« Nos ovaires ne sont pas des armes de guerre » : le vibrant discours de Mathilde Panot pour l’inscription de l’IVG dans la Constitution

mercredi 7 février 2024.
 

Un jour historique. L’Assemblée nationale débat aujourd’hui de l’inscription de l’IVG dans la Constitution. Ce mercredi 24 janvier marque ainsi l’aboutissement d’années de travail et de mobilisations acharnées de militantes et associations féministes ainsi que du groupe LFI, portant cette proposition depuis sa création. Une avancée historique qui fait suite à la victoire arrachée par les insoumis en novembre 2022, par l’adoption de la proposition de loi portée par Mathilde Panot à l’Assemblée nationale comme au Sénat l’an passé.

« Aujourd’hui, la France parle au monde. 49 ans après la loi Veil, le combat des femmes pour le droit à disposer de leur corps est plus que jamais d’actualité », a déclaré dans un vibrant plaidoyer la présidente du groupe parlementaire LFI, en démontant brique par brique l’obsession nataliste d’Emmanuel Macron, et son « réarmement démographique », tout en fustigeant le Rassemblement National, opposé à la proposition et constant en cela dans sa position de « pire ennemi du droit des femmes ». L’Insoumission.fr relaye dans ses colonnes le discours de Mathilde Panot.

« Aujourd’hui, la France parle au monde ! » Présidente, Ministre, Collègues,

Aujourd’hui, la France parle au monde.

Aujourd’hui, l’histoire longue vient à notre rencontre, et elle nous appelle à prendre une décision qui soit à la hauteur de ce que nous sommes collectivement.

Collègues, c’est aujourd’hui que nous devons consacrer le droit à l’avortement dans la Constitution.
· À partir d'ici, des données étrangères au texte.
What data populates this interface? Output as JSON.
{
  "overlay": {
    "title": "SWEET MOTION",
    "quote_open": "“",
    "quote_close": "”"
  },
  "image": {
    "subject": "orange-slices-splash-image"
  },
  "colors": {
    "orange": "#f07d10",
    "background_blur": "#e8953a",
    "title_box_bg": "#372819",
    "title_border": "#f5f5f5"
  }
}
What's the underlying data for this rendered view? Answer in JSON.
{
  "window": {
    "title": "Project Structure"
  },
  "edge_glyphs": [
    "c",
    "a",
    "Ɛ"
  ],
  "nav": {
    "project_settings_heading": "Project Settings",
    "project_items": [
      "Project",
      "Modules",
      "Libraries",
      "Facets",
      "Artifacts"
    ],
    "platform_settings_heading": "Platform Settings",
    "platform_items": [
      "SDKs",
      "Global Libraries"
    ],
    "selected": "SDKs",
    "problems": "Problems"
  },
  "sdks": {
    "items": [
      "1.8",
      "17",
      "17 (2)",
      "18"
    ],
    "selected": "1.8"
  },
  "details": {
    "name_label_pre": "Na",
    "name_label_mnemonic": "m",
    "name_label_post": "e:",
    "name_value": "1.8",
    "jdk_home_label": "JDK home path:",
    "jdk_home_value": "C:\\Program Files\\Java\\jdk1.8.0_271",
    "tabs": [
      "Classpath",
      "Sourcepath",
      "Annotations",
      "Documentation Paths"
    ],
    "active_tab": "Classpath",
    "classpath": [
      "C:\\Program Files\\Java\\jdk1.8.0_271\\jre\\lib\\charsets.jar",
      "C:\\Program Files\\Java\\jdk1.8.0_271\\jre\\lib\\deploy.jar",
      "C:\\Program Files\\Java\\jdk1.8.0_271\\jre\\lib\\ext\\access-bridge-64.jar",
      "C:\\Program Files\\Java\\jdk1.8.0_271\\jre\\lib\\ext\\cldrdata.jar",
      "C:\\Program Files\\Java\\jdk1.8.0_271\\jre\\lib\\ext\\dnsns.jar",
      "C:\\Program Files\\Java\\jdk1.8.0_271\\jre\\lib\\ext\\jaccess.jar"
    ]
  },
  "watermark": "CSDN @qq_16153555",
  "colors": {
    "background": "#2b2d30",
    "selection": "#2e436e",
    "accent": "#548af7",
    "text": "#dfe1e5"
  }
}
D’aucuns nous disent pourtant que nous serions réunis dans un but nul et non avenu.

Que constitutionnaliser l’avortement ne serait ni urgent, ni majeur, ni vital.

C’est nier qu’en 2024 en France, 49 ans après la loi Veil, le droit à l’IVG n’est toujours pas pleinement effectif.

C’est nier qu’en 2024, en France, il est toujours difficile pour des femmes d’accéder à un avortement dans des délais convenables. Sans faire des centaines de kilomètres. Avec la méthode de son choix.

C’est nier qu’en 2024, en France, 130 centres IVG ont fermé en 15 ans. Et que l’accès à l’avortement est toujours conditionné à une double clause de conscience des médecins.

Et ce, pourquoi ? Parce que 49 ans après la loi Veil, le combat des femmes pour le droit à disposer de leur corps est plus que jamais d’actualité.

Collègues, c’est aujourd’hui que nous devons consacrer le droit à l’avortement dans la Constitution.

Parce que 49 ans après la loi Veil, nous restons dans un “en même temps” insupportable de la part de ce gouvernement. A commencer par Emmanuel Macron lui-même.

Emmanuel Macron, qui, il y a une semaine, n’a pas eu un mot en 2h20 de conférence de presse pour la constitutionnalisation de l’avortement.

A l’inverse, il aura préféré en reprenant les mots de Viktor Orban, premier ministre hongrois d’extrême droite, se faire le chantre du “réarmement démographique”.

Viktor Orban, qui je le rappelle, impose aux femmes hongroises d’écouter le cœur du fœtus lorsqu’elles souhaitent mettre fin à une grossesse. Ce même Viktor Orban, qui a l’image de tous les réactionnaires et fascistes à travers l’histoire, s’est saisi de la question de la démographie pour instrumentaliser le corps des femmes.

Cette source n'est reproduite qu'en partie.